ISSN : 2146-3123
E-ISSN : 2146-3131

Acute Unilateral Swelling of Parotid Gland After General Anesthesia: Anesthesia Mumps
Erhan Özyurt1, Gülsüm Ekin Sarı2, Selen Doğan2
1Clinic of Anesthesiology and Reanimation, University of Health Sciences, Antalya Training and Research Hospital, Antalya, Turkey
2Clinic of Obstetrics and Gynecology, University of Health Sciences, Antalya Training and Research Hospital, Antalya, Turkey
DOI : 10.4274/balkanmedj.galenos.2019.2019.6.103
Pages : 363-363

To the Editor,

Anesthesia mumps is a unilateral or bilateral acute swelling of the parotid glands that develops after a surgery (1-4). It was first described in 1960, and the incidence is reported to be 0.16%-0.2% (5). However, the mechanisms that lead to anesthesia mumps have not yet been elucidated. We aimed to raise awareness of a rare case of anesthesia mumps, among both the anesthesia and the surgical teams.

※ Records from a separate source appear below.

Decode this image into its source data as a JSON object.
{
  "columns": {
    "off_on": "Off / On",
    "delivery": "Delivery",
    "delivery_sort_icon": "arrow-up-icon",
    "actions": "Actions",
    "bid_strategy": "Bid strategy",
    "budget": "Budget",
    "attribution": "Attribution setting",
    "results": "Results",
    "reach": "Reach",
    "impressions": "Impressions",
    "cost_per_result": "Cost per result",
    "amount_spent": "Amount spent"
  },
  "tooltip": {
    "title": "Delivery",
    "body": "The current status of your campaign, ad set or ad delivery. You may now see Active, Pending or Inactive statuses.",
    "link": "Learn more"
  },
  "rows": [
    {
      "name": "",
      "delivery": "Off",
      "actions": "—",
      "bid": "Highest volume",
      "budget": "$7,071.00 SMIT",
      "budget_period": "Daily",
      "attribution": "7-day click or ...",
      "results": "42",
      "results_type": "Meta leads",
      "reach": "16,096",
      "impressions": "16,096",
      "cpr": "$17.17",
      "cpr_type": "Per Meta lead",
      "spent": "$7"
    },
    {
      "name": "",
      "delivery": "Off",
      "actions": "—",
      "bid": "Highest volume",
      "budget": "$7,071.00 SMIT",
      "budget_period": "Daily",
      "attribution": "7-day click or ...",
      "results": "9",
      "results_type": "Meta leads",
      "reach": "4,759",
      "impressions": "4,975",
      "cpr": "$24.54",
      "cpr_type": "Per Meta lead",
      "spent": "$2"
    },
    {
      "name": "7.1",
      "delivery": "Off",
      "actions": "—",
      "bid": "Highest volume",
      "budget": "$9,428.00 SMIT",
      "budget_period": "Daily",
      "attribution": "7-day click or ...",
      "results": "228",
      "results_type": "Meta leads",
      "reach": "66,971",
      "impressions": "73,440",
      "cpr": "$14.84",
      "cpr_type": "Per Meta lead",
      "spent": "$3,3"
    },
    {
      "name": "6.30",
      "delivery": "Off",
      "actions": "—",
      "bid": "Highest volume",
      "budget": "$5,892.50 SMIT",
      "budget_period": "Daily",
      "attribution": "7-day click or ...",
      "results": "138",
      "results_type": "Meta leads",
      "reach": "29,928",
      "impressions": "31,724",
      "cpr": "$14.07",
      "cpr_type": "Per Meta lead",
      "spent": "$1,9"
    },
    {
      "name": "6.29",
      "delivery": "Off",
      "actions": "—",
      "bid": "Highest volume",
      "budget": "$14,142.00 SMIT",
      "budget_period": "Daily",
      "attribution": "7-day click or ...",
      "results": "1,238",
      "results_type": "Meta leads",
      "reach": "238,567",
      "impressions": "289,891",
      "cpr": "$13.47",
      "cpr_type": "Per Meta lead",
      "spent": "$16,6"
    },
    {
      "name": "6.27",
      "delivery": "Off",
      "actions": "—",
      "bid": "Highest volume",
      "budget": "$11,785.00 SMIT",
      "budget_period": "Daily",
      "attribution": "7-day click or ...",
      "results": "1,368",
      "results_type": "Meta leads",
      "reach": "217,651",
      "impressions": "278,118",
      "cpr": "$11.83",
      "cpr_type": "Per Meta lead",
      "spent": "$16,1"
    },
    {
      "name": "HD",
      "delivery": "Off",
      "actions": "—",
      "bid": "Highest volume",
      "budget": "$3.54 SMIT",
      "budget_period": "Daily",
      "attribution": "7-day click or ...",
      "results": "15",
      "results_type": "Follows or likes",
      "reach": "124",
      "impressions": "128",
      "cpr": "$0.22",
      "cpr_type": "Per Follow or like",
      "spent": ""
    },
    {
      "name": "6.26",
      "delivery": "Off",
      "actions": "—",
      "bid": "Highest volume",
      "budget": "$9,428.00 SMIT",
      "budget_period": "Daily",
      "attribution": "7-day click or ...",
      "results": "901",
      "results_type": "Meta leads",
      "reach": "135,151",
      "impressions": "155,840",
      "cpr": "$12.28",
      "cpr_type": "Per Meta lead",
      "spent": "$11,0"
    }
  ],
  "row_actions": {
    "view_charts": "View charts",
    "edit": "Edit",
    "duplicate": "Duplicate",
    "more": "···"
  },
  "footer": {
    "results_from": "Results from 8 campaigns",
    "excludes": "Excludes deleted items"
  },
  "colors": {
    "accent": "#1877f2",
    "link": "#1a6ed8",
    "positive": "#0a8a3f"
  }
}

Total abdominal hysterectomy and debulking surgery were planned for a 46-year-old female patient due to endometrium cancer. She did not have any co-morbid disease or abnormal laboratory findings before the surgery. In the operating room, after preoxygenation with 100% oxygen, we applied anesthesia induction with 0.2 mg/kg midazolam, 2.5 mg/kg propofol, 1 mcg/kg fentanyl, and 0.6 mg/kg rocuronium. We continued mask ventilation for 2 minutes with an average airway pressure of 20 cm H2O. After the endotracheal intubation, we used 50% oxygen and 50% air, 6 volume% desflurane, 0.5 mcg/kg/min remifentanil infusion, and 0.15 mg/kg rocronium for anesthesia maintenance. The operation was performed in supine position and lasted for 5 hours. During the operation, we administered 3,000 mL of crystalloid, 2 units of erythrocyte suspension, and 2 units of fresh frozen plasma to the patient. At the end of the operation, we extubated the patient using 2 mg/kg sugammadex and administered 1 g paracetamol and 100 mg tramadol for postoperative pain management. However, a sudden, painless swelling occurred in the right parotid region at the 5th hour postoperatively. The patient was diagnosed with acute parotitis on physical examination and ultrasonography after an otorhinolaryngology consultation. We administered dexamethasone, non-steroid anti-inflammatory drugs, warm compression, and maintained hydration. The complaints regressed on the 11th postoperative day, and the patient was discharged. An informed consent was obtained from the patient to publish data regarding her case.

Many factors are thought to play a role in the mechanism of anesthesia mumps (1,5). First, due to muscle relaxation during general anesthesia and positive pressure mask ventilation applied into the mouth, air enters the parotid glands retrogradely and causes pneumoparotitis (3). Additionally, anesthesia mumps may be the result of obstruction of the salivary canal in cases of excessive stress, coughing, and sneezing in patients in whom positive pressure ventilation is continued during awakening from general anesthesia (1). Another mechanism is the over-rotated head position and compression of the parotid gland, resulting in the obstruction of the parotid canal during prolonged operations. Moreover, drugs used during the operation, such as atropine, succinylcholine, morphine, and inhalation anesthesia, can lead to obstruction of the salivary tract in patients who do not achieve adequate hydration, by reducing and thickening salivary secretion (2). We assume this mechanism to be effective in our patient. Anesthesia mumps may regress spontaneously within 48 hours or there may be a need for a longer symptomatic treatment (2,3). Adequate hydration, pain control, and warm compress application can help relieve symptoms.

In conclusion, it is the most important issue to address the concerns of patients and their families by stating that anesthesia mumps is a temporary condition.

Conflict of Interest: No conflict of interest was declared by the authors.